没有应聘的人群则开始在旁边议论这份工作的各种细节,有做过的人说他们工作太重,钱少不值得。而旁边一堆人也附和,下雨了,在工地上干个毛。

不一会,又来了一个满脸戾气的打着伞的黑衣人。当人群围上去询问时,他板着脸不耐烦地说:“不要不要,我只要熟人。后面大把招工的。你们等着去。”拨开人群,他似乎看到跟着自己做过工的人,便指着一边对他们说:到那边等我。

这波招工最终只有寥寥数人。“够了够了。走吧。”他们也迅速地乘车离去。没找到工作的人们不满于他的态度,纷纷嗤之以鼻:“他就是要卖菊花的。”

屋檐下的人群越来越多,有点超现实的味道。大家都在说着下雨不好干了,来招人的也少。零星出现的几个工头很快就招够了人离开,围观者也随之一哄而散。“挂逼喽,挂逼喽。”周围的人都在喊。

突然,有两个人发生了口角,甚至快打起来了。一个说要挂逼了,给多少钱都做,另一个人不干了,说三和大神要有原则,不能卖命。于是两人在起哄人群的围观下直着嗓子对骂。

事实上,工价的确低得发指。普遍是在一天一百出头的价格,即使那些最重的体力活,也都没有什么超过两百块钱的工作。
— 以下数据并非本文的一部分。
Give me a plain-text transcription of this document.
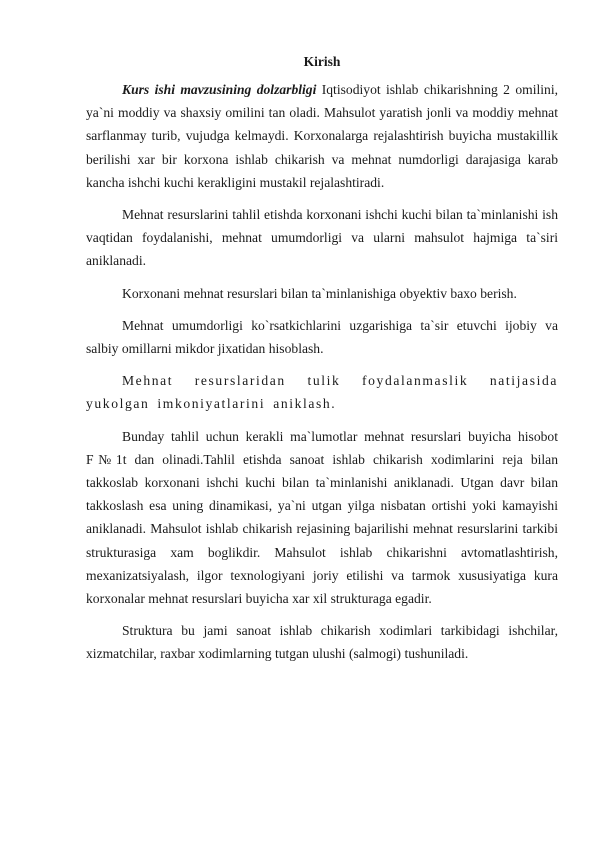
Kirish

Kurs ishi mavzusining dolzarbligi Iqtisodiyot ishlab chikarishning 2 omilini, ya`ni moddiy va shaxsiy omilini tan oladi. Mahsulot yaratish jonli va moddiy mehnat sarflanmay turib, vujudga kelmaydi. Korxonalarga rejalashtirish buyicha mustakillik berilishi xar bir korxona ishlab chikarish va mehnat numdorligi darajasiga karab kancha ishchi kuchi kerakligini mustakil rejalashtiradi.

Mehnat resurslarini tahlil etishda korxonani ishchi kuchi bilan ta`minlanishi ish vaqtidan foydalanishi, mehnat umumdorligi va ularni mahsulot hajmiga ta`siri aniklanadi.

Korxonani mehnat resurslari bilan ta`minlanishiga obyektiv baxo berish.

Mehnat umumdorligi ko`rsatkichlarini uzgarishiga ta`sir etuvchi ijobiy va salbiy omillarni mikdor jixatidan hisoblash.

Mehnat resurslaridan tulik foydalanmaslik natijasida yukolgan imkoniyatlarini aniklash.

Bunday tahlil uchun kerakli ma`lumotlar mehnat resurslari buyicha hisobot F№1t dan olinadi.Tahlil etishda sanoat ishlab chikarish xodimlarini reja bilan takkoslab korxonani ishchi kuchi bilan ta`minlanishi aniklanadi. Utgan davr bilan takkoslash esa uning dinamikasi, ya`ni utgan yilga nisbatan ortishi yoki kamayishi aniklanadi. Mahsulot ishlab chikarish rejasining bajarilishi mehnat resurslarini tarkibi strukturasiga xam boglikdir. Mahsulot ishlab chikarishni avtomatlashtirish, mexanizatsiyalash, ilgor texnologiyani joriy etilishi va tarmok xususiyatiga kura korxonalar mehnat resurslari buyicha xar xil strukturaga egadir.

Struktura bu jami sanoat ishlab chikarish xodimlari tarkibidagi ishchilar, xizmatchilar, raxbar xodimlarning tutgan ulushi (salmogi) tushuniladi.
即便这样,大部分的工头也都能在很短的时间内招到工,而务工者们则几乎没有什么讨价还价的可能性。

我在一旁听着,思考着到底去应征什么工作,但往往是一犹豫,工头就招够人并离开了。僧多粥少,好的工作根本抢不到,不好的也不缺应征者。

逐渐地,天亮起来。广场上仍然还剩着几百个没找到工作的人。卖西瓜的来了,周围的人群开始陆续散开,或者坐在墙边发呆。

▍现在,我真的是个流水线工人了

在第一波工地招工的人消失之后,逐渐开始有些奇怪的工作机会出现了。

先是来了个招挖沟工人的,说要挖三米深的沟,一天一百八。招献血浆的也出现了,白胖中介用嘲讽的语气喊着献成分血不累钱多,有三百块钱,下午就能回来。还有人招往六楼搬床的,说有八十张床,不管多长时间,搬完就给三百。甚至还有帮人换驾驶证的,说是去代体检,不用干活,但只有四十块。

这些招工者都是收身份证走人。我拿着身份证走来走去,一脸焦虑。快七点的时候,我终于下定决心抓住机会,找到一份在电子厂流水线上螺丝的工作。
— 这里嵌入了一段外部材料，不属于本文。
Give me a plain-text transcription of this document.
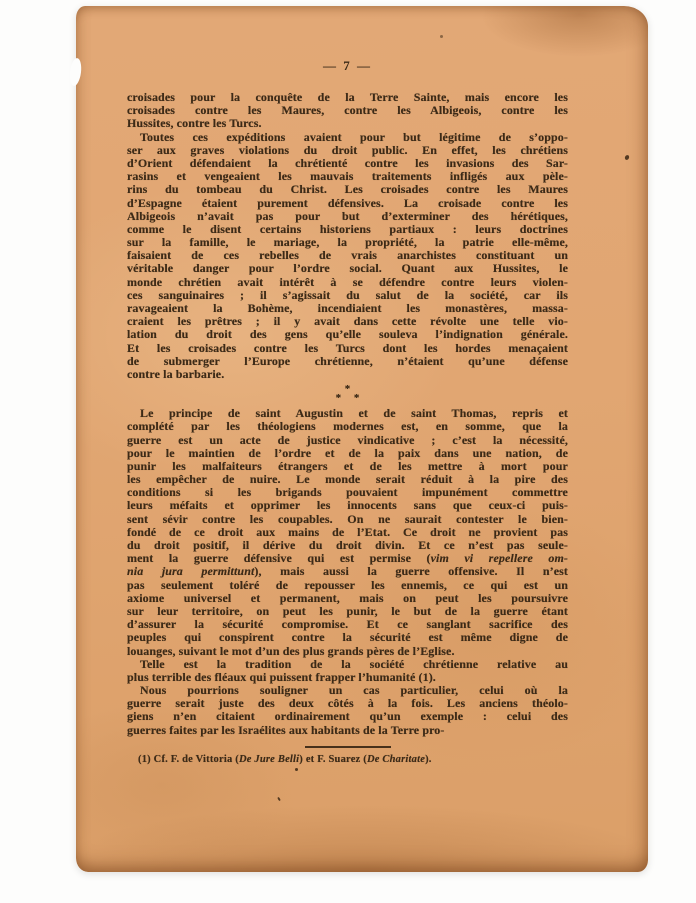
— 7 —
croisades pour la conquête de la Terre Sainte, mais encore les
croisades contre les Maures, contre les Albigeois, contre les
Hussites, contre les Turcs.
Toutes ces expéditions avaient pour but légitime de s’oppo-
ser aux graves violations du droit public. En effet, les chrétiens
d’Orient défendaient la chrétienté contre les invasions des Sar-
rasins et vengeaient les mauvais traitements infligés aux pèle-
rins du tombeau du Christ. Les croisades contre les Maures
d’Espagne étaient purement défensives. La croisade contre les
Albigeois n’avait pas pour but d’exterminer des hérétiques,
comme le disent certains historiens partiaux : leurs doctrines
sur la famille, le mariage, la propriété, la patrie elle-même,
faisaient de ces rebelles de vrais anarchistes constituant un
véritable danger pour l’ordre social. Quant aux Hussites, le
monde chrétien avait intérêt à se défendre contre leurs violen-
ces sanguinaires ; il s’agissait du salut de la société, car ils
ravageaient la Bohème, incendiaient les monastères, massa-
craient les prêtres ; il y avait dans cette révolte une telle vio-
lation du droit des gens qu’elle souleva l’indignation générale.
Et les croisades contre les Turcs dont les hordes menaçaient
de submerger l’Europe chrétienne, n’étaient qu’une défense
contre la barbarie.
*
* *
Le principe de saint Augustin et de saint Thomas, repris et
complété par les théologiens modernes est, en somme, que la
guerre est un acte de justice vindicative ; c’est la nécessité,
pour le maintien de l’ordre et de la paix dans une nation, de
punir les malfaiteurs étrangers et de les mettre à mort pour
les empêcher de nuire. Le monde serait réduit à la pire des
conditions si les brigands pouvaient impunément commettre
leurs méfaits et opprimer les innocents sans que ceux-ci puis-
sent sévir contre les coupables. On ne saurait contester le bien-
fondé de ce droit aux mains de l’Etat. Ce droit ne provient pas
du droit positif, il dérive du droit divin. Et ce n’est pas seule-
ment la guerre défensive qui est permise (vim vi repellere om-
nia jura permittunt), mais aussi la guerre offensive. Il n’est
pas seulement toléré de repousser les ennemis, ce qui est un
axiome universel et permanent, mais on peut les poursuivre
sur leur territoire, on peut les punir, le but de la guerre étant
d’assurer la sécurité compromise. Et ce sanglant sacrifice des
peuples qui conspirent contre la sécurité est même digne de
louanges, suivant le mot d’un des plus grands pères de l’Eglise.
Telle est la tradition de la société chrétienne relative au
plus terrible des fléaux qui puissent frapper l’humanité (1).
Nous pourrions souligner un cas particulier, celui où la
guerre serait juste des deux côtés à la fois. Les anciens théolo-
giens n’en citaient ordinairement qu’un exemple : celui des
guerres faites par les Israélites aux habitants de la Terre pro-
(1) Cf. F. de Vittoria (De Jure Belli) et F. Suarez (De Charitate).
深圳的工厂实际上都不是很远,分散在从深圳湾到龙岗、龙华一带附近。我们这些在各个招工集散地的日结工们被工头雇来的小巴运往各个工厂。七点四十,我和另外十几位工友们挤在一辆拆除了座位的小车里如沙丁鱼般被送到了电子工厂。

透过贴黑的车窗向外看去,这一路似乎都在宽阔而熙攘的街道上穿行,从未离开过城市的范围。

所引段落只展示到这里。